I knew the man at once. He was the friend of a very celebrated Russian dancer, and I had once been instrumental in exposing him, in Germany, as a Russian agent. And he assuredly knew my face as well as I knew his. I forgot the penny I was going to give the boy.
What should I do? The man had recognized me and would undoubtedly report his discovery to the proper quarter. But they would have no further proof of anything against me. According to the papers in my pocket-book I was a Mexican officer returning from leave of absence. True, I was traveling on a false passport. But why not? Constitutionalist Mexico had no officials to issue passports just then, and German names on passports were not convenient. Such a deception might have been practised innocently enough, if I could only make the English believe that I was not in German pay and was not in England as a spy.
In a parliamentary White Paper (Miscellaneous No. 13, Series of 1916), you can find this statement:
"Horst von der Goltz arrived in England from Holland on the 4th of November, 1914. He offered information upon projected air raids, the source where the Emden derived her information as to British shipping and how the Leipzig was obtaining her coal supplies. He offered to go back to Germany to obtain the information, and all he asked for in the first instance was his traveling expenses."

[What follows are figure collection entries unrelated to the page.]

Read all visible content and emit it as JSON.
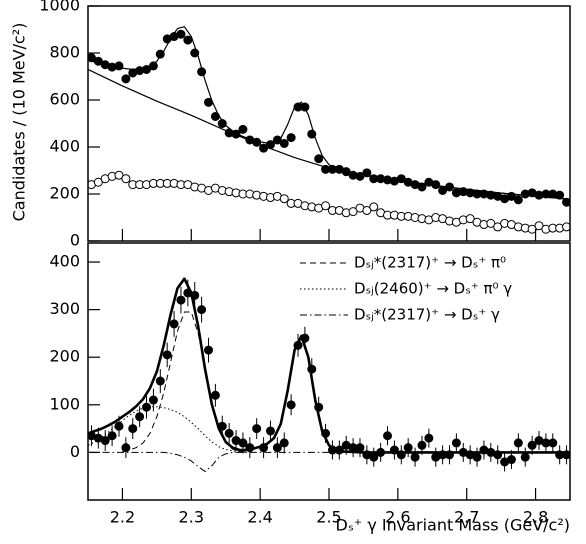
{
  "chart_data": [
    {
      "type": "scatter",
      "ylabel": "Candidates / (10 MeV/c²)",
      "xlim": [
        2.15,
        2.85
      ],
      "xticks": [
        2.2,
        2.3,
        2.4,
        2.5,
        2.6,
        2.7,
        2.8
      ],
      "show_xtick_labels": false,
      "ylim": [
        0,
        1000
      ],
      "yticks": [
        0,
        200,
        400,
        600,
        800,
        1000
      ],
      "x": [
        2.155,
        2.165,
        2.175,
        2.185,
        2.195,
        2.205,
        2.215,
        2.225,
        2.235,
        2.245,
        2.255,
        2.265,
        2.275,
        2.285,
        2.295,
        2.305,
        2.315,
        2.325,
        2.335,
        2.345,
        2.355,
        2.365,
        2.375,
        2.385,
        2.395,
        2.405,
        2.415,
        2.425,
        2.435,
        2.445,
        2.455,
        2.465,
        2.475,
        2.485,
        2.495,
        2.505,
        2.515,
        2.525,
        2.535,
        2.545,
        2.555,
        2.565,
        2.575,
        2.585,
        2.595,
        2.605,
        2.615,
        2.625,
        2.635,
        2.645,
        2.655,
        2.665,
        2.675,
        2.685,
        2.695,
        2.705,
        2.715,
        2.725,
        2.735,
        2.745,
        2.755,
        2.765,
        2.775,
        2.785,
        2.795,
        2.805,
        2.815,
        2.825,
        2.835,
        2.845
      ],
      "series": [
        {
          "mode": "markers",
          "marker": "filled",
          "color": "#000000",
          "values": [
            780,
            765,
            750,
            740,
            745,
            690,
            715,
            725,
            730,
            745,
            795,
            860,
            870,
            880,
            855,
            800,
            720,
            590,
            530,
            500,
            460,
            455,
            475,
            430,
            420,
            395,
            410,
            430,
            415,
            440,
            570,
            570,
            455,
            350,
            305,
            305,
            305,
            295,
            280,
            275,
            290,
            265,
            265,
            260,
            255,
            265,
            250,
            240,
            230,
            250,
            240,
            215,
            230,
            205,
            210,
            205,
            200,
            200,
            195,
            190,
            180,
            190,
            175,
            200,
            205,
            195,
            200,
            200,
            195,
            165
          ]
        },
        {
          "mode": "markers",
          "marker": "open",
          "color": "#000000",
          "values": [
            240,
            250,
            265,
            275,
            280,
            265,
            240,
            240,
            240,
            245,
            245,
            245,
            245,
            240,
            240,
            230,
            225,
            215,
            225,
            215,
            210,
            205,
            200,
            200,
            195,
            190,
            185,
            190,
            180,
            160,
            160,
            150,
            145,
            140,
            150,
            130,
            130,
            120,
            125,
            140,
            130,
            145,
            120,
            110,
            110,
            105,
            105,
            100,
            95,
            90,
            100,
            95,
            85,
            80,
            90,
            95,
            80,
            70,
            75,
            60,
            75,
            70,
            60,
            55,
            50,
            65,
            50,
            55,
            55,
            60
          ]
        },
        {
          "mode": "line",
          "dash": "solid",
          "width": 1.2,
          "color": "#000000",
          "x": [
            2.15,
            2.16,
            2.17,
            2.18,
            2.19,
            2.2,
            2.21,
            2.22,
            2.23,
            2.24,
            2.25,
            2.26,
            2.27,
            2.28,
            2.29,
            2.3,
            2.31,
            2.32,
            2.33,
            2.34,
            2.35,
            2.36,
            2.37,
            2.38,
            2.39,
            2.4,
            2.41,
            2.42,
            2.43,
            2.44,
            2.45,
            2.46,
            2.47,
            2.48,
            2.49,
            2.5,
            2.51,
            2.52,
            2.55,
            2.6,
            2.65,
            2.7,
            2.75,
            2.8,
            2.85
          ],
          "values": [
            770,
            761,
            752,
            745,
            739,
            735,
            732,
            731,
            733,
            743,
            765,
            808,
            861,
            904,
            912,
            870,
            787,
            684,
            596,
            533,
            492,
            468,
            451,
            439,
            430,
            422,
            417,
            418,
            437,
            496,
            570,
            591,
            537,
            438,
            364,
            325,
            309,
            300,
            280,
            258,
            238,
            220,
            204,
            190,
            178
          ]
        },
        {
          "mode": "line",
          "dash": "solid",
          "width": 1.2,
          "color": "#000000",
          "x": [
            2.15,
            2.2,
            2.25,
            2.3,
            2.35,
            2.4,
            2.45,
            2.5,
            2.55,
            2.6,
            2.65,
            2.7,
            2.75,
            2.8,
            2.85
          ],
          "values": [
            730,
            660,
            595,
            535,
            470,
            410,
            355,
            310,
            280,
            258,
            238,
            220,
            204,
            190,
            178
          ]
        }
      ]
    },
    {
      "type": "scatter",
      "xlabel": "Dₛ⁺ γ Invariant Mass (GeV/c²)",
      "xlim": [
        2.15,
        2.85
      ],
      "xticks": [
        2.2,
        2.3,
        2.4,
        2.5,
        2.6,
        2.7,
        2.8
      ],
      "show_xtick_labels": true,
      "ylim": [
        -100,
        440
      ],
      "yticks": [
        0,
        100,
        200,
        300,
        400
      ],
      "legend": "upper right",
      "x": [
        2.155,
        2.165,
        2.175,
        2.185,
        2.195,
        2.205,
        2.215,
        2.225,
        2.235,
        2.245,
        2.255,
        2.265,
        2.275,
        2.285,
        2.295,
        2.305,
        2.315,
        2.325,
        2.335,
        2.345,
        2.355,
        2.365,
        2.375,
        2.385,
        2.395,
        2.405,
        2.415,
        2.425,
        2.435,
        2.445,
        2.455,
        2.465,
        2.475,
        2.485,
        2.495,
        2.505,
        2.515,
        2.525,
        2.535,
        2.545,
        2.555,
        2.565,
        2.575,
        2.585,
        2.595,
        2.605,
        2.615,
        2.625,
        2.635,
        2.645,
        2.655,
        2.665,
        2.675,
        2.685,
        2.695,
        2.705,
        2.715,
        2.725,
        2.735,
        2.745,
        2.755,
        2.765,
        2.775,
        2.785,
        2.795,
        2.805,
        2.815,
        2.825,
        2.835,
        2.845
      ],
      "series": [
        {
          "mode": "markers",
          "marker": "filled",
          "color": "#000000",
          "values": [
            35,
            30,
            25,
            35,
            55,
            10,
            50,
            75,
            95,
            110,
            150,
            205,
            270,
            320,
            335,
            330,
            300,
            215,
            120,
            55,
            40,
            25,
            20,
            10,
            50,
            10,
            45,
            10,
            20,
            100,
            225,
            240,
            175,
            95,
            40,
            5,
            5,
            15,
            10,
            10,
            -5,
            -10,
            0,
            35,
            5,
            -5,
            10,
            -10,
            15,
            30,
            -10,
            -5,
            -5,
            20,
            0,
            -5,
            -10,
            5,
            0,
            -5,
            -20,
            -15,
            20,
            -10,
            15,
            25,
            20,
            20,
            -5,
            -5
          ],
          "errors": [
            22,
            22,
            22,
            22,
            22,
            22,
            22,
            22,
            24,
            24,
            25,
            26,
            27,
            28,
            28,
            28,
            27,
            26,
            24,
            22,
            22,
            22,
            22,
            22,
            22,
            22,
            22,
            22,
            22,
            22,
            24,
            24,
            23,
            22,
            20,
            20,
            20,
            20,
            20,
            20,
            20,
            20,
            20,
            20,
            20,
            20,
            20,
            20,
            20,
            20,
            20,
            20,
            20,
            20,
            20,
            20,
            20,
            20,
            20,
            20,
            20,
            20,
            20,
            20,
            20,
            20,
            20,
            20,
            20,
            20
          ]
        },
        {
          "mode": "line",
          "dash": "solid",
          "width": 2.6,
          "color": "#000000",
          "x": [
            2.15,
            2.16,
            2.17,
            2.18,
            2.19,
            2.2,
            2.21,
            2.22,
            2.23,
            2.24,
            2.25,
            2.26,
            2.27,
            2.28,
            2.29,
            2.3,
            2.31,
            2.32,
            2.33,
            2.34,
            2.35,
            2.36,
            2.37,
            2.38,
            2.39,
            2.4,
            2.41,
            2.42,
            2.43,
            2.44,
            2.45,
            2.46,
            2.47,
            2.48,
            2.49,
            2.5,
            2.51,
            2.52,
            2.55,
            2.85
          ],
          "values": [
            40,
            45,
            50,
            57,
            65,
            75,
            85,
            97,
            112,
            135,
            170,
            225,
            290,
            345,
            365,
            335,
            265,
            175,
            100,
            50,
            22,
            10,
            5,
            5,
            8,
            12,
            18,
            30,
            60,
            130,
            215,
            245,
            200,
            110,
            45,
            15,
            5,
            2,
            0,
            0
          ]
        },
        {
          "name": "Dₛⱼ*(2317)⁺ → Dₛ⁺ π⁰",
          "mode": "line",
          "dash": "dashed",
          "width": 1,
          "color": "#000000",
          "x": [
            2.2,
            2.21,
            2.22,
            2.23,
            2.24,
            2.25,
            2.26,
            2.27,
            2.28,
            2.29,
            2.3,
            2.31,
            2.32,
            2.33,
            2.34,
            2.35,
            2.36,
            2.37,
            2.38
          ],
          "values": [
            2,
            5,
            10,
            20,
            40,
            75,
            125,
            190,
            255,
            295,
            295,
            250,
            180,
            105,
            50,
            20,
            7,
            2,
            0
          ]
        },
        {
          "name": "Dₛⱼ(2460)⁺ → Dₛ⁺ π⁰ γ",
          "mode": "line",
          "dash": "dotted",
          "width": 1,
          "color": "#000000",
          "x": [
            2.15,
            2.16,
            2.17,
            2.18,
            2.19,
            2.2,
            2.21,
            2.22,
            2.23,
            2.24,
            2.25,
            2.26,
            2.27,
            2.28,
            2.29,
            2.3,
            2.31,
            2.32,
            2.33,
            2.34,
            2.35,
            2.36,
            2.37,
            2.38
          ],
          "values": [
            15,
            22,
            32,
            43,
            55,
            67,
            78,
            87,
            93,
            96,
            96,
            94,
            90,
            84,
            75,
            63,
            50,
            35,
            22,
            12,
            6,
            3,
            1,
            0
          ]
        },
        {
          "name": "Dₛⱼ*(2317)⁺ → Dₛ⁺ γ",
          "mode": "line",
          "dash": "dashdot",
          "width": 1,
          "color": "#000000",
          "x": [
            2.15,
            2.26,
            2.27,
            2.28,
            2.29,
            2.3,
            2.31,
            2.32,
            2.33,
            2.34,
            2.35,
            2.36,
            2.85
          ],
          "values": [
            0,
            0,
            -2,
            -5,
            -10,
            -18,
            -30,
            -40,
            -28,
            -10,
            -3,
            0,
            0
          ]
        }
      ]
    }
  ]
}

This is how it happened. In that brief moment of cogitation in front of the Horse Guards, I saw that my one safe method was audacity and directness, my only hope to tell some sort of a story before my accuser could tell his. So I went direct to Downing Street and the Foreign Office, which was walking into the Lion's jaws with a vengeance. I asked for Mr. Campbell of the Secret Intelligence Department and told him I wished to enter his service. What, he asked, did I claim to have information about? Zeppelin raids, I told him, that being the least harmful subject I could think of, in case my "traitorous" offer should ever come to German ears. No topic was more closely guarded, so I knew I could trust Berlin to realize I was bluffing when I claimed any knowledge of it. Also, it was a topic which vastly interested the English.
The bluff went through to this extent: It left the British authorities thoroughly at sea. My apparent good intent, combined with my Mexican commission and American passport, provided them with a puzzle which would take a good long time solving. The only provable charge they could bring against me was that of being an alien enemy who had failed to register.